Les urgentistes sont tous jeunes, plongés du jour au lendemain au plus profond de la misère morale, et certains d’entre eux n’ont pas pu supporter toute cette souffrance et on quitté l’équipe. Nous avons alors mesuré que la prise en charge de la détresse des autres était particulièrement difficile à supporter, en dépit de l’enthousiasme initialement manifesté par ces jeunes gens. N’est pas urgentistes qui veut : il faut faire preuve de qualités morales très fortes. A ce niveau, nous sommes véritablement en train de créer une nouvelle profession. L’action du SAVU ne relève cependant pas de l’assistanat. Elle consiste davantage à faire prendre conscience à la victime qu’elle va devoir se prendre en main, se battre pour surmonter son traumatisme et sa douleur. Le SAVU lui donne les armes pour affronter l’auteur du délit. Le premier bilan est positif en ce que nous disposons désormais d’une équipe qui a choisi de se mettre à disposition de son prochain « .
D.C : Le budget du SAVU ?
JL.C : « Le budget du SAVU (440 000 € en 2003) se justifie à la fois par le fait que les équipes fonctionnent 24 heures sur 24, 365 jours sur 365, et que les urgentistes ont tous en moyenne un niveau BAC + 4, sans oublier les voitures, les portables… qui permettent à ce dispositif de fonctionner. Compte tenu de son importance, le budget du SAVU est évidemment notre principale préoccupation. En effet, la pérennisation de ce dispositif devra se concevoir à un niveau local. Chaque agglomération ayant ses particularités en terme de délits, ce qui implique que l’arrondissement prenne en charge le financement du SAVU.

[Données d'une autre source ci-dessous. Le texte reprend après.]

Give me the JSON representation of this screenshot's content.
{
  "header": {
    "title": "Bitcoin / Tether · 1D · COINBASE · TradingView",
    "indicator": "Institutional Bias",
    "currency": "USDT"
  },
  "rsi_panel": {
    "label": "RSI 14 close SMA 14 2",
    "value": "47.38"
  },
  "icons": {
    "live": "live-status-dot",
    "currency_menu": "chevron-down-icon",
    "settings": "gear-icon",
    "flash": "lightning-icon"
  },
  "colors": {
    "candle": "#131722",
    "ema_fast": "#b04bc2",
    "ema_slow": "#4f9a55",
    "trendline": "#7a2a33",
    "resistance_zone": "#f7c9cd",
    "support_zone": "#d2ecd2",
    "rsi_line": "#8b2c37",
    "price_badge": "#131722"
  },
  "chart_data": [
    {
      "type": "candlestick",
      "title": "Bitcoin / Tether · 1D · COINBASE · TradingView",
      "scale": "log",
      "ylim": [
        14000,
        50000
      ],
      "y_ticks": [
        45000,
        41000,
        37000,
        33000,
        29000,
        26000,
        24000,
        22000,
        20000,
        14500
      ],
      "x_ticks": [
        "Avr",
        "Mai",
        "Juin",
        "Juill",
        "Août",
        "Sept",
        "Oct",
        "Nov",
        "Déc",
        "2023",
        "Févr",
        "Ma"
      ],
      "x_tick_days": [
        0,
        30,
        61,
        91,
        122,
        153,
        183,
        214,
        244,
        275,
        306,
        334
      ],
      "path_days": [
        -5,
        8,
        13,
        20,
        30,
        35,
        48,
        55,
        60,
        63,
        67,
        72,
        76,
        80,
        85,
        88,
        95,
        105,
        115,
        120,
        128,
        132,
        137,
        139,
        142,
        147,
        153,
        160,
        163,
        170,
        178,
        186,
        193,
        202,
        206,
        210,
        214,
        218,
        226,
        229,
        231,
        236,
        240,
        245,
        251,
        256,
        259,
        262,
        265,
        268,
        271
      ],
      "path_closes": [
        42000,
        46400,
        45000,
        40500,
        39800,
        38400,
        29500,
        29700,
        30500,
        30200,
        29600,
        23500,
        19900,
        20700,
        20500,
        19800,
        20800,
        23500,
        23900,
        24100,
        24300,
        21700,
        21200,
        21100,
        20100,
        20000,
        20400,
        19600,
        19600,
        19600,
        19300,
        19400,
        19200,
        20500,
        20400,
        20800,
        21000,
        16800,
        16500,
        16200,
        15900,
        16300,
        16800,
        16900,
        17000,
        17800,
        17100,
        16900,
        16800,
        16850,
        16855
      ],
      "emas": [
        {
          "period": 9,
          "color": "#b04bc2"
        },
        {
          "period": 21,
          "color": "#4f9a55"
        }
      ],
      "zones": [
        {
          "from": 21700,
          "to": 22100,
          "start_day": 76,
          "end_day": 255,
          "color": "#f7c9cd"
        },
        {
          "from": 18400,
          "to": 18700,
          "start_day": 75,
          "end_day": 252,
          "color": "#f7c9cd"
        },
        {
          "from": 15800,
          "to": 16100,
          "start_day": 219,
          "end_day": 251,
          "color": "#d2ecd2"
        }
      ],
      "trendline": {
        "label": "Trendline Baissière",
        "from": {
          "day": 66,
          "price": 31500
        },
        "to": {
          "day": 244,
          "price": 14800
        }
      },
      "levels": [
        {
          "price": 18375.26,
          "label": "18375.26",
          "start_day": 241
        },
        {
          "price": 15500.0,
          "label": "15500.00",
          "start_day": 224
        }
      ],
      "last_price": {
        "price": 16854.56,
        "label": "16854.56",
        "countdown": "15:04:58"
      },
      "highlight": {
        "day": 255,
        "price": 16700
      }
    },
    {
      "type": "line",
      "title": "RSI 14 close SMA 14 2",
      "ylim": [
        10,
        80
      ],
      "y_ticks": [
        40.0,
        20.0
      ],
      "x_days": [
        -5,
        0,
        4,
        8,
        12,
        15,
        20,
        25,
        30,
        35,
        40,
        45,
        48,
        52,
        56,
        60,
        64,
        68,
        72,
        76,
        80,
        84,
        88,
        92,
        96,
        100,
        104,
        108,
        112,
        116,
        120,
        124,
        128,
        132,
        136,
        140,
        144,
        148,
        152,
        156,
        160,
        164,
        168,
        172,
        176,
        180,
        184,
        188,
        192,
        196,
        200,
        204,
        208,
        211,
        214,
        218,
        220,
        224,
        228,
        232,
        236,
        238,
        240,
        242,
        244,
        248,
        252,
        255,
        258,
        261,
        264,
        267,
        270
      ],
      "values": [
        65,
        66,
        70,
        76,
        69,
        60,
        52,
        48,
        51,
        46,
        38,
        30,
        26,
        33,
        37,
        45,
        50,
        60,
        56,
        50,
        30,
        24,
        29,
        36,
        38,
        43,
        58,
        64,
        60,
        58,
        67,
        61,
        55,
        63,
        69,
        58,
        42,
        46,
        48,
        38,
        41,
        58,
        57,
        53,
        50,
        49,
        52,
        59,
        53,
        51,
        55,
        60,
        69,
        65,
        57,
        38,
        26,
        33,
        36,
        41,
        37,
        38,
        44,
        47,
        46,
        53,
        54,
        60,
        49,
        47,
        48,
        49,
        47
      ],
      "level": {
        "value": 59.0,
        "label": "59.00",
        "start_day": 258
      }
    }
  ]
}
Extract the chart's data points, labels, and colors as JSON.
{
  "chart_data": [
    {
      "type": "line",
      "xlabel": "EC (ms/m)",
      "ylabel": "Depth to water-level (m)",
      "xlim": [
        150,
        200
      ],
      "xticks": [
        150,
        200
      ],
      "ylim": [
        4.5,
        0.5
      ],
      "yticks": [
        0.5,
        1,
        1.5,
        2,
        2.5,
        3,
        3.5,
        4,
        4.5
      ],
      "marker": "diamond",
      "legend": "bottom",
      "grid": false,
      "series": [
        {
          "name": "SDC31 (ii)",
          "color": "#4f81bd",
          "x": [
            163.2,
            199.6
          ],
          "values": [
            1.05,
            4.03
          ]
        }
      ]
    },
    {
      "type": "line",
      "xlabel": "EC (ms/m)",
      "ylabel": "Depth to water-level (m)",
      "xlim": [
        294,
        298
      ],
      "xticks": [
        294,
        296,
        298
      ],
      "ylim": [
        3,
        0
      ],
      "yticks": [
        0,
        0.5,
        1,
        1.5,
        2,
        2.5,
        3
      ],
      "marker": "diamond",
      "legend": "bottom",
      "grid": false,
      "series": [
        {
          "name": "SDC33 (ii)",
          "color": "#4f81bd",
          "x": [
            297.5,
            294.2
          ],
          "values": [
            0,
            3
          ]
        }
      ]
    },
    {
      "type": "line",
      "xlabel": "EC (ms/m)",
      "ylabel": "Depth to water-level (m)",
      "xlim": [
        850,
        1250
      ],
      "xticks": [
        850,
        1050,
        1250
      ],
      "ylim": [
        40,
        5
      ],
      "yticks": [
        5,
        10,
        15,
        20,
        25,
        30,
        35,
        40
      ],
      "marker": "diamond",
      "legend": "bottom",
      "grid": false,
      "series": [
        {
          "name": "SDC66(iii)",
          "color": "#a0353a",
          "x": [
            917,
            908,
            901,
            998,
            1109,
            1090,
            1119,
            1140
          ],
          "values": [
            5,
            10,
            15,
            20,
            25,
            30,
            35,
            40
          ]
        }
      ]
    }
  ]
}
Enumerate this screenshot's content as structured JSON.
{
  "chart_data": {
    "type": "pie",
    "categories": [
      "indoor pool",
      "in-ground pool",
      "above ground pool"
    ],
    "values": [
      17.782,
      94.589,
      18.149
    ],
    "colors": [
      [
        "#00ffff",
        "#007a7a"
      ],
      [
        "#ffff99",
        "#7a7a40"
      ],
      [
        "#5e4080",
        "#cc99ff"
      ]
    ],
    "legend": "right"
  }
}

En 2002, le SAVU a bénéficié d’un financement d’Etat au titre de la Politique de la Ville (Ministre Jean-Louis Borloo). En 2003, la jonction budgétaire a été permise par une aide financière de l’Etat. Quant aux subventions, elles n’ont pas été accordées que sur le principe, ce qui nous place en position inconfortable. Etant donné que c’est un dispositif qui coûte cher, il faudra que les communautés d’agglomération s’y investissent financièrement « .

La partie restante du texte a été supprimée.